Once the bone flap is off, define the limits of the cortisectomy. If there is a Sylvian vein that makes it easy to find the fissure. In our case, there was no vein so we relied on the arterial vasculature to define the fissure. Veins will cross fissures but arteries will not. There is also a small cistern just inferior to pars triangularis that can be used to find that structure. Also, Heschel's gyrus will be along a vertical line passing through the EAC. Make the cortisectomy with bipolar and microscissor. Once the cortisectomy was done, he used a suction and Pen 1 to peel the temporal lobe away from the Sylvian fissure using subpial dissection. This plane came away very nicely. He started at the midpoint of the Sylvian fissure and worked backward until he saw Heschel's gyrus which was the first transverse gyrus. It is oriented obliquely where it heads more posteriorly as you follow its course medially towards the brain stem. We cut across Heschel's gyrus at its midpoint, sparing the mesial portion of the gyrus. Loss of the mesial Heschel's gyrus is associated with Cocktail Syndrome, where patients are unable to localize sounds and feel very disoriented.
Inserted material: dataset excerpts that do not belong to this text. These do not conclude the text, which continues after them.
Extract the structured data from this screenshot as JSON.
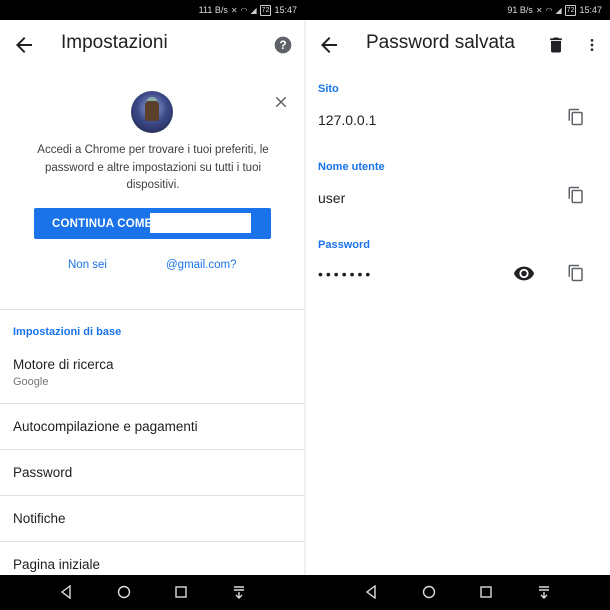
{
  "left": {
    "status": {
      "speed": "111 B/s",
      "battery": "72",
      "time": "15:47"
    },
    "title": "Impostazioni",
    "signin": {
      "message": "Accedi a Chrome per trovare i tuoi preferiti, le password e altre impostazioni su tutti i tuoi dispositivi.",
      "continue_label": "CONTINUA COME",
      "not_you_prefix": "Non sei",
      "not_you_suffix": "@gmail.com?"
    },
    "section_basic": "Impostazioni di base",
    "items": [
      {
        "title": "Motore di ricerca",
        "subtitle": "Google"
      },
      {
        "title": "Autocompilazione e pagamenti"
      },
      {
        "title": "Password"
      },
      {
        "title": "Notifiche"
      },
      {
        "title": "Pagina iniziale"
      }
    ]
  },
  "right": {
    "status": {
      "speed": "91 B/s",
      "battery": "72",
      "time": "15:47"
    },
    "title": "Password salvata",
    "fields": [
      {
        "label": "Sito",
        "value": "127.0.0.1"
      },
      {
        "label": "Nome utente",
        "value": "user"
      },
      {
        "label": "Password",
        "value": "•••••••"
      }
    ]
  },
  "colors": {
    "accent": "#1a73e8",
    "text": "#202124",
    "statusbar": "#000000"
  },
  "icons": [
    "back-arrow-icon",
    "help-icon",
    "close-icon",
    "trash-icon",
    "more-vert-icon",
    "copy-icon",
    "eye-icon",
    "nav-back-icon",
    "nav-home-icon",
    "nav-recents-icon",
    "nav-notifications-icon"
  ]
}
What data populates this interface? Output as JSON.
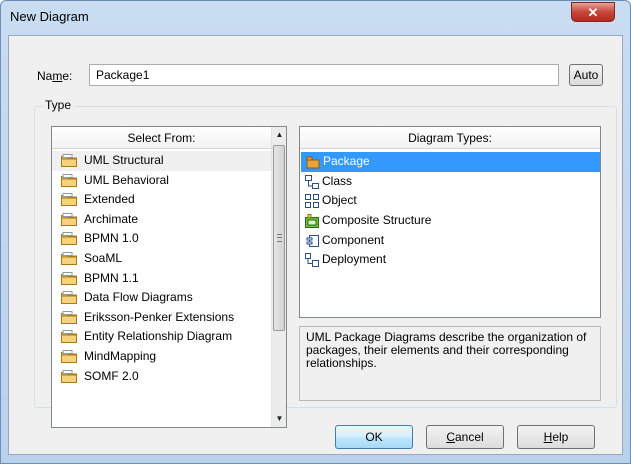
{
  "window": {
    "title": "New Diagram",
    "close_glyph": "✕"
  },
  "name_field": {
    "label_pre": "Na",
    "label_mnemonic": "m",
    "label_post": "e:",
    "value": "Package1",
    "auto_label": "Auto"
  },
  "type_group": {
    "label": "Type"
  },
  "select_from": {
    "header": "Select From:",
    "items": [
      "UML Structural",
      "UML Behavioral",
      "Extended",
      "Archimate",
      "BPMN 1.0",
      "SoaML",
      "BPMN 1.1",
      "Data Flow Diagrams",
      "Eriksson-Penker Extensions",
      "Entity Relationship Diagram",
      "MindMapping",
      "SOMF 2.0"
    ],
    "selected_index": 0,
    "scroll_up": "▲",
    "scroll_down": "▼"
  },
  "diagram_types": {
    "header": "Diagram Types:",
    "items": [
      {
        "label": "Package",
        "icon": "package-diagram-icon"
      },
      {
        "label": "Class",
        "icon": "class-diagram-icon"
      },
      {
        "label": "Object",
        "icon": "object-diagram-icon"
      },
      {
        "label": "Composite Structure",
        "icon": "composite-structure-icon"
      },
      {
        "label": "Component",
        "icon": "component-diagram-icon"
      },
      {
        "label": "Deployment",
        "icon": "deployment-diagram-icon"
      }
    ],
    "selected_index": 0
  },
  "description": "UML Package Diagrams describe the organization of packages, their elements and their corresponding relationships.",
  "buttons": {
    "ok": "OK",
    "cancel_mnemonic": "C",
    "cancel_rest": "ancel",
    "help_mnemonic": "H",
    "help_rest": "elp"
  },
  "colors": {
    "selection": "#3399ff",
    "title_bar": "#c9dcf2",
    "close_button": "#c7463a"
  }
}
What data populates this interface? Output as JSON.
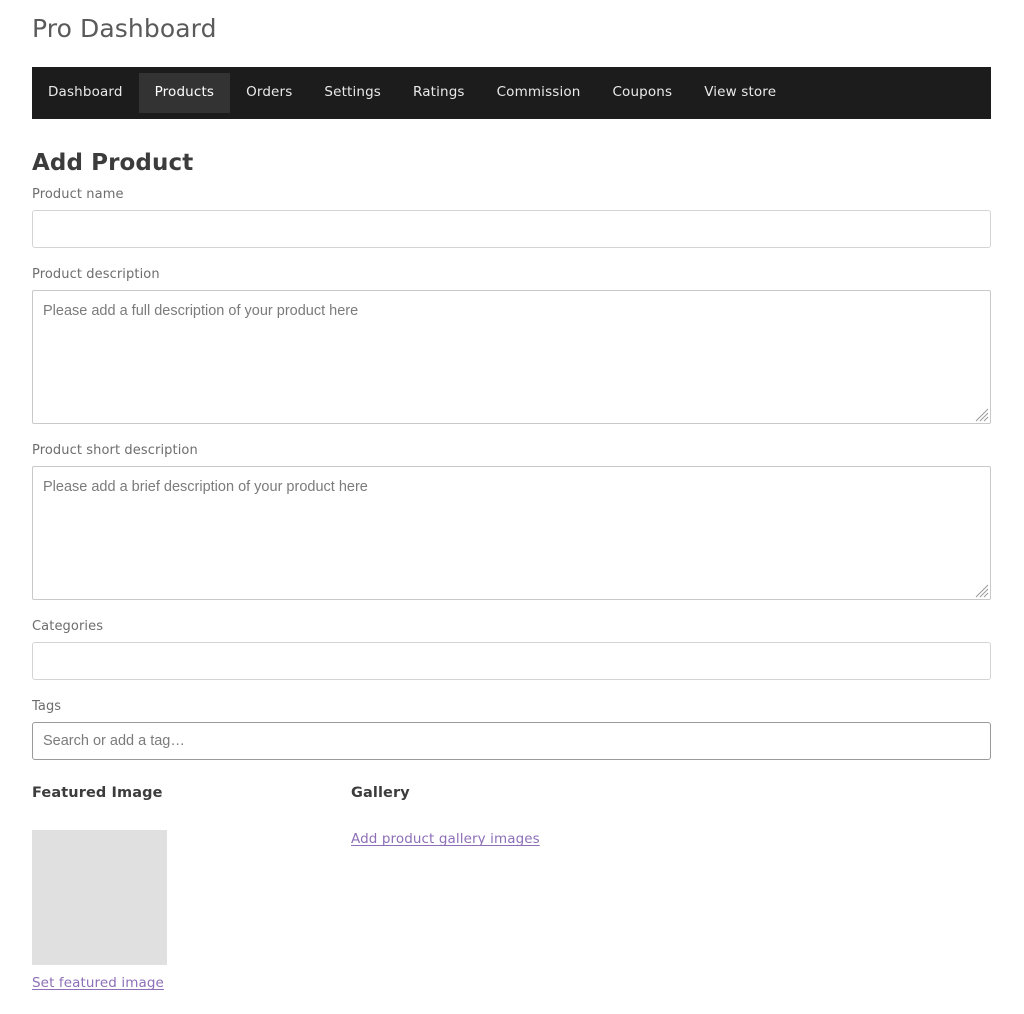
{
  "header": {
    "site_title": "Pro Dashboard"
  },
  "nav": {
    "items": [
      {
        "label": "Dashboard",
        "active": false
      },
      {
        "label": "Products",
        "active": true
      },
      {
        "label": "Orders",
        "active": false
      },
      {
        "label": "Settings",
        "active": false
      },
      {
        "label": "Ratings",
        "active": false
      },
      {
        "label": "Commission",
        "active": false
      },
      {
        "label": "Coupons",
        "active": false
      },
      {
        "label": "View store",
        "active": false
      }
    ]
  },
  "main": {
    "page_heading": "Add Product",
    "fields": {
      "product_name": {
        "label": "Product name",
        "value": "",
        "placeholder": ""
      },
      "product_description": {
        "label": "Product description",
        "value": "",
        "placeholder": "Please add a full description of your product here"
      },
      "product_short_description": {
        "label": "Product short description",
        "value": "",
        "placeholder": "Please add a brief description of your product here"
      },
      "categories": {
        "label": "Categories",
        "value": "",
        "placeholder": ""
      },
      "tags": {
        "label": "Tags",
        "value": "",
        "placeholder": "Search or add a tag…"
      }
    },
    "media": {
      "featured": {
        "heading": "Featured Image",
        "link_label": "Set featured image"
      },
      "gallery": {
        "heading": "Gallery",
        "link_label": "Add product gallery images"
      }
    }
  },
  "colors": {
    "nav_background": "#1c1c1c",
    "nav_active_background": "#333333",
    "nav_text": "#e9e9e9",
    "heading_text": "#3c3c3c",
    "label_text": "#6d6d6d",
    "link_purple": "#8d6fb8",
    "placeholder_text": "#7b7b7b",
    "thumb_placeholder": "#e0e0e0",
    "input_border": "#d4d4d4"
  }
}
We then took the superficial dissection down towards the floor of the middle cranial fossa. Since we were removing STG alone and no mesial structures, the deep limit of the resection was the bottom of the superior temporal sulcus. Venous bleeding is encountered at the bottom of a sulcus, which also helps to define the deep limit. We stopped before hitting temporal horn, which was evident based on the surrounding white matter. Once we had made cuts from superficial to deep straight into the brain we started dissecting in the sagittal plane, from the Sylvian fissure to the floor of the MCF.